Weatherall, James Owen. The Physics of Wall Street: A Brief History of Predicting the Unpredictable. Houghton Harcourt. Jan. 2013. 304p. ISBN 9780547317274. $27. ECONOMICS
When the economy crashed, complex financial instruments caught the blame; for many, terms like derivatives became dirty words. An assistant professor of logic and philosophy of science at University of California, Irvine, Weatherall begs to differ; he sees them as fine tools that were badly misused. Here he explains how models conceived by physicists and mathematicians first arrived on Wall Street, changing it forever (e.g., a model for predicting earthquakes also predicted a big stock-market crash); he further argues that such models, effectively used, are decidedly the wave of the future in finance.

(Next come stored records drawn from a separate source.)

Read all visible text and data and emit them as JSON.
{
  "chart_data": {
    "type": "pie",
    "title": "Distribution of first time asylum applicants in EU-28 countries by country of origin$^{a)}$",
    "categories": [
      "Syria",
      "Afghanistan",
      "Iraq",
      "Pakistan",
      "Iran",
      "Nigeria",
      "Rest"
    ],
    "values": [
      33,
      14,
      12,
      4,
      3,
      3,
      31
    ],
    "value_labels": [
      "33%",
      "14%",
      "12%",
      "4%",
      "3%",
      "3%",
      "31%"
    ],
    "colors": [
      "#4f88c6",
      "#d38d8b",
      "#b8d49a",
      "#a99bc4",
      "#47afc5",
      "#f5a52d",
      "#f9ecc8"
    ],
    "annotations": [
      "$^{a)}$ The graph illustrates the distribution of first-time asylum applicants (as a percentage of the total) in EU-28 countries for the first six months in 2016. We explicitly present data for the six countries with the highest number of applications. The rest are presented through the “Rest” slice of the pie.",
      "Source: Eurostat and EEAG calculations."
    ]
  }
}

Trendy stuff, physics and finance, and the book is set to raise a few eyebrows. (Maybe even Alan Blinder’s? See After the Music Stopped, previewed above.)
Wheelan, Charles. Naked Statistics: Stripping the Dread from the Data. Norton. Jan. 2013. 320p. ISBN 9780393071955. $26.95. SCIENCE/MATHEMATICS
How does Netflix decide which movies you would like? How are schools that cheat on standardized tests caught out? What are batting averages and political polls, after all, but statistics, statistics, statistics. Here, the author of the best-selling Naked Economics explains a subject that has most of us yawning or quivering in our boots, making it all not just clear but fun.
Wilcock, David. The Synchronicity Key: The Hidden Intelligence Guiding the Universe and You. Dutton. Jan. 2013. 464p. ISBN 9780525953678. $29.95. SPECULATIVE
Bringing modern science to bear on ancient myth, Wilcock produced a big best seller last year in The Source Field Investigations, which aimed to illuminate all those prophecies regarding 2012. (I guess we shouldn’t relax, as the year’s not done.) Here he uses a surprising mix of tools, including history, astrology, quantum mechanics, and Jung’s theory of synchronicity, to argue that hidden forces create endlessly repeating cycles that replicate Joseph Campbell’s the hero’s journey‚ a basic pattern seen in myths worldwide. Both individuals and nations are subject to these cycles, says Wilcock, and would do well to figure them out. Definitely an audience.